Friday, May 30, 2008

Superpower prepairs to abandon cyclone victims

This is one of those small, easily overlooked news items that signals something quite momentous. Jane's reports:

The commander of US naval operations in the Pacific Ocean, Admiral Tim Keating, said on 28 May that US Navy (USN) ships off the coast of Myanmar waiting to deliver aid to cyclone victims might soon depart.

Adm Keating stated during a Department of Defense press briefing that if the Myanmar government refuses to give the USN permission to deliver food, shelter and medical treatment to victims of the 2 May cyclone, the four ships currently on standby will have to abandon their relief efforts.

The regime could care less about a million dead poor people. Let's stop pretending otherwise. Who does Adm Keating think he is warning here? The regime is only interested in its self-preservation and enrichment. The farther away the US navy is, the safer the junta feels. That's probably its only calculation.
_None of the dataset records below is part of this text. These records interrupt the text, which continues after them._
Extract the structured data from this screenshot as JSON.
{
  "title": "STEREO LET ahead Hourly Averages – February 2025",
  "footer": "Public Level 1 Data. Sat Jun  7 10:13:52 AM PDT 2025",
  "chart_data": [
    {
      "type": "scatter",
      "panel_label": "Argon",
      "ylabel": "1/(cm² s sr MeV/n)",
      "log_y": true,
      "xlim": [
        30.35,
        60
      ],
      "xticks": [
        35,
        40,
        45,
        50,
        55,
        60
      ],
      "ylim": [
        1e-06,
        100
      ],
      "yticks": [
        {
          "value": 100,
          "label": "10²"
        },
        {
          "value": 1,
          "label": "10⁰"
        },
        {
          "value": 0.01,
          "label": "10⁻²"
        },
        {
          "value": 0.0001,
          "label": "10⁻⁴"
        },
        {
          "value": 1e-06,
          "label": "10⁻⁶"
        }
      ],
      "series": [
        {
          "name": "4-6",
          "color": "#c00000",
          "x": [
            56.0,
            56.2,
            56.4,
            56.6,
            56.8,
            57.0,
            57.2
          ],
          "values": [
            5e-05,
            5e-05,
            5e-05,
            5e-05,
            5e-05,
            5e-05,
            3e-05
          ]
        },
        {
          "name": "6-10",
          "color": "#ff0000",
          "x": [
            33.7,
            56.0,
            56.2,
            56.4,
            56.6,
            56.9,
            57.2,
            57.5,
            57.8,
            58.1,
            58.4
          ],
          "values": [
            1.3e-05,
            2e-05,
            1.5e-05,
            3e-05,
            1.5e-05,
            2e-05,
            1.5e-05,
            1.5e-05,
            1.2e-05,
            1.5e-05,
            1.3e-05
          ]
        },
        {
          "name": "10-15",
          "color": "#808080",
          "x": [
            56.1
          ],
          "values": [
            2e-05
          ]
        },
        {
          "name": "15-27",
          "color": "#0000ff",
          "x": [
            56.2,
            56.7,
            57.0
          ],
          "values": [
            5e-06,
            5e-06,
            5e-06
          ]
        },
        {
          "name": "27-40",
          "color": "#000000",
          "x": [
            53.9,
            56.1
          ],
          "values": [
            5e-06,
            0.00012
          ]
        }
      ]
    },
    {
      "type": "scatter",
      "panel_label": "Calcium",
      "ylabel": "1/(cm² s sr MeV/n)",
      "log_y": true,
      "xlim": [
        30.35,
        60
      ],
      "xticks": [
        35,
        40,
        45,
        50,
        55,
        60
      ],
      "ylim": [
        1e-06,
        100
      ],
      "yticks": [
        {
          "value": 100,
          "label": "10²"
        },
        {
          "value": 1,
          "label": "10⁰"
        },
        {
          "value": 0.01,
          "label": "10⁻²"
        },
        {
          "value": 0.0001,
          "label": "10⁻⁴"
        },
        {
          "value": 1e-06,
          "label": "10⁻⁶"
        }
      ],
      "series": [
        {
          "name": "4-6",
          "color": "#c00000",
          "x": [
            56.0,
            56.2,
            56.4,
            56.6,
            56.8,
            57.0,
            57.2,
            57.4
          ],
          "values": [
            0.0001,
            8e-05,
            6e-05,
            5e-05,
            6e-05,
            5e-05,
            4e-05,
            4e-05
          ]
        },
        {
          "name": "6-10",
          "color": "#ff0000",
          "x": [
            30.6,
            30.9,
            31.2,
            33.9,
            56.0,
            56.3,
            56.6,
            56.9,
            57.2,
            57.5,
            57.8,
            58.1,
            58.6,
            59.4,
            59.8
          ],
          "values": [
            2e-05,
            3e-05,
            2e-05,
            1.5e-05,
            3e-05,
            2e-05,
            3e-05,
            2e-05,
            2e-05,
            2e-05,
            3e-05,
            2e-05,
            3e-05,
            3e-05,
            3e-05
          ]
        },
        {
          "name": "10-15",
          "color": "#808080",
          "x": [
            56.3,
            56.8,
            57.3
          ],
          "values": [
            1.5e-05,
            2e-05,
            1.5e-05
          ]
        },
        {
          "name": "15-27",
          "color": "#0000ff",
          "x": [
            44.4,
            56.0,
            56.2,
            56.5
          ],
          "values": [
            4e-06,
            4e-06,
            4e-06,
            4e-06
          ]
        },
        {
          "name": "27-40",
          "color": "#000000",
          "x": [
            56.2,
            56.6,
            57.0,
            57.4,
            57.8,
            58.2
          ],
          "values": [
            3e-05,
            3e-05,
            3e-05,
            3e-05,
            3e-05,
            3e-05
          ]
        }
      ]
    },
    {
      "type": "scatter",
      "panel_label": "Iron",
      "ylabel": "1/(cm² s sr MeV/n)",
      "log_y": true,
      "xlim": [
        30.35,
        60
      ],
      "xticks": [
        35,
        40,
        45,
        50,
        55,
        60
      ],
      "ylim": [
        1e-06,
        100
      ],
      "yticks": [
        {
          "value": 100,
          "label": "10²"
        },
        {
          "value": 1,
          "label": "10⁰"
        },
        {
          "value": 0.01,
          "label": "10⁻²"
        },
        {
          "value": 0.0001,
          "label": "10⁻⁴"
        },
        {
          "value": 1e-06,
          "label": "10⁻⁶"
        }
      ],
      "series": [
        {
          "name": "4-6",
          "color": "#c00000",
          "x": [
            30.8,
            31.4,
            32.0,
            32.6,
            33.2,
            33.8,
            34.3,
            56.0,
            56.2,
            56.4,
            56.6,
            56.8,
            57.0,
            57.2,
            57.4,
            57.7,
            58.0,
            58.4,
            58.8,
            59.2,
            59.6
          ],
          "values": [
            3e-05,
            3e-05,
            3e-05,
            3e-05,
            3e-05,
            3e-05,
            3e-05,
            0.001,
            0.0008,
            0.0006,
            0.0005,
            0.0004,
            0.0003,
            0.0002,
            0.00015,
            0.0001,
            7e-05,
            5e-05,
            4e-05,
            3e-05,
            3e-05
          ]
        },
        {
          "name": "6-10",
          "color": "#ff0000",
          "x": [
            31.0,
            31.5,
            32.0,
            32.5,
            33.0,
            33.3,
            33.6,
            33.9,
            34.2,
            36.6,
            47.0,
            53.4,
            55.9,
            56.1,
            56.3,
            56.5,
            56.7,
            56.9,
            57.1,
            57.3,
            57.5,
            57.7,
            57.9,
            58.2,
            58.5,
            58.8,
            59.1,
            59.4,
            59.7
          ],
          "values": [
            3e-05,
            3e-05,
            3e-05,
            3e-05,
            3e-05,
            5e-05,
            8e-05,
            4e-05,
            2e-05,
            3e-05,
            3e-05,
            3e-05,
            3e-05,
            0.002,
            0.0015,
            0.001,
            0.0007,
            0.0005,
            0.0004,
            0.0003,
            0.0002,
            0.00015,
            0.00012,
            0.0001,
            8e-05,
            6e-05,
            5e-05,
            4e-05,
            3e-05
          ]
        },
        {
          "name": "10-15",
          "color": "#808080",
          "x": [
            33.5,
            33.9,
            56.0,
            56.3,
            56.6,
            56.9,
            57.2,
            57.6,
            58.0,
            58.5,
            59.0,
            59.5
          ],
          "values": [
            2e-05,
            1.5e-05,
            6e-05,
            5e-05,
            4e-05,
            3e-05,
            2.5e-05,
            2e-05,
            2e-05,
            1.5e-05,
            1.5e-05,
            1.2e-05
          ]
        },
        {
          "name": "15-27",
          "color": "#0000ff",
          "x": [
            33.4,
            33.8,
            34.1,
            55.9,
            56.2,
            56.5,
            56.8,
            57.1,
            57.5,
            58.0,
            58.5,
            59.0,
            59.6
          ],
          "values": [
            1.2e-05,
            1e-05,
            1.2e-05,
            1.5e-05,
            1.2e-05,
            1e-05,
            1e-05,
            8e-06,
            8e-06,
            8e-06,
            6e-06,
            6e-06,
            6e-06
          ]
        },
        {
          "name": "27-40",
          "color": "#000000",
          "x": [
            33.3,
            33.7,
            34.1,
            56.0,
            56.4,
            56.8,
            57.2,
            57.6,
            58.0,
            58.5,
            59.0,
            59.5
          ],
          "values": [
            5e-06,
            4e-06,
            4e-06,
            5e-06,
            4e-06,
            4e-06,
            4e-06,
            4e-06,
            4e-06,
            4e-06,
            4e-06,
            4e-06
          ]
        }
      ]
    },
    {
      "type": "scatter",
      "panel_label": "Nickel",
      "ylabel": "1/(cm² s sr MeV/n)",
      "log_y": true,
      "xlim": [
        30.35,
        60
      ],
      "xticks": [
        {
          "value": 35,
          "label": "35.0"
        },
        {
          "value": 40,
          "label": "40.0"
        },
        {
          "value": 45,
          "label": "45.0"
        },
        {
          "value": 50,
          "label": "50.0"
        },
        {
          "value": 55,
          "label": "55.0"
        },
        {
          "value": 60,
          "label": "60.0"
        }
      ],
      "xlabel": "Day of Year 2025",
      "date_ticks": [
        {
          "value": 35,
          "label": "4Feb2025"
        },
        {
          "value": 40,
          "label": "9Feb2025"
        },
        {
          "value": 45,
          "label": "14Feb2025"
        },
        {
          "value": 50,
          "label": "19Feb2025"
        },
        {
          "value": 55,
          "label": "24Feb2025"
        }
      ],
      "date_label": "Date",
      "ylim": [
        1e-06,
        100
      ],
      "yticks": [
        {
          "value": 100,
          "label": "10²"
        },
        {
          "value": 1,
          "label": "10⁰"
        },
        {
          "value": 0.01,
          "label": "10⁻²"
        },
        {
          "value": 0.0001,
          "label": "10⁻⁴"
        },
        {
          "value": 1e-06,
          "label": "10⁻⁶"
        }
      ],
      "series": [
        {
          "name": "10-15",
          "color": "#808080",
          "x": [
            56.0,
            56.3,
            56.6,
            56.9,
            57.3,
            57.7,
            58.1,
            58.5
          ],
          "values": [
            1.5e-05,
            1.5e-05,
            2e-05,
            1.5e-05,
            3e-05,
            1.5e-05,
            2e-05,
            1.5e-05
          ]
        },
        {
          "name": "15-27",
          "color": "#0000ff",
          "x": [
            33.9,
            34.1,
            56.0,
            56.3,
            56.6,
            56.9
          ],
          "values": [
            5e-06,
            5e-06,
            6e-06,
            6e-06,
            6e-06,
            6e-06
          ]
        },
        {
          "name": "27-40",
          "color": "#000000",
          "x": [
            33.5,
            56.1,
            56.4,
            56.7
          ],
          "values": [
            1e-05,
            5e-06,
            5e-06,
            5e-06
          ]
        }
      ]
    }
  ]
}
Note how times have changed! Compare the resolve the US has shown at times of crisis throughout the past sixty years, to this dismal perfomance. The world's only military superpower has been in a position to rescue a million Burmese cyclone victims for weeks. It has stood by with supplies (medicine, fresh water, food, tents) and the means to deliver them (helicopters and small boats). Similarly equipped French and British ships accompany the Americans on the high seas just off Burma. Yet the US and its allies have done nothing. Why?

Because the criminal regime in Myanmar has not "authorized" their delivery.

The "threatened" departure of the ships is not only indicative of the leadership vacuum in Washington D.C., it is an abduction of high moral principle that will not soon be forgotten.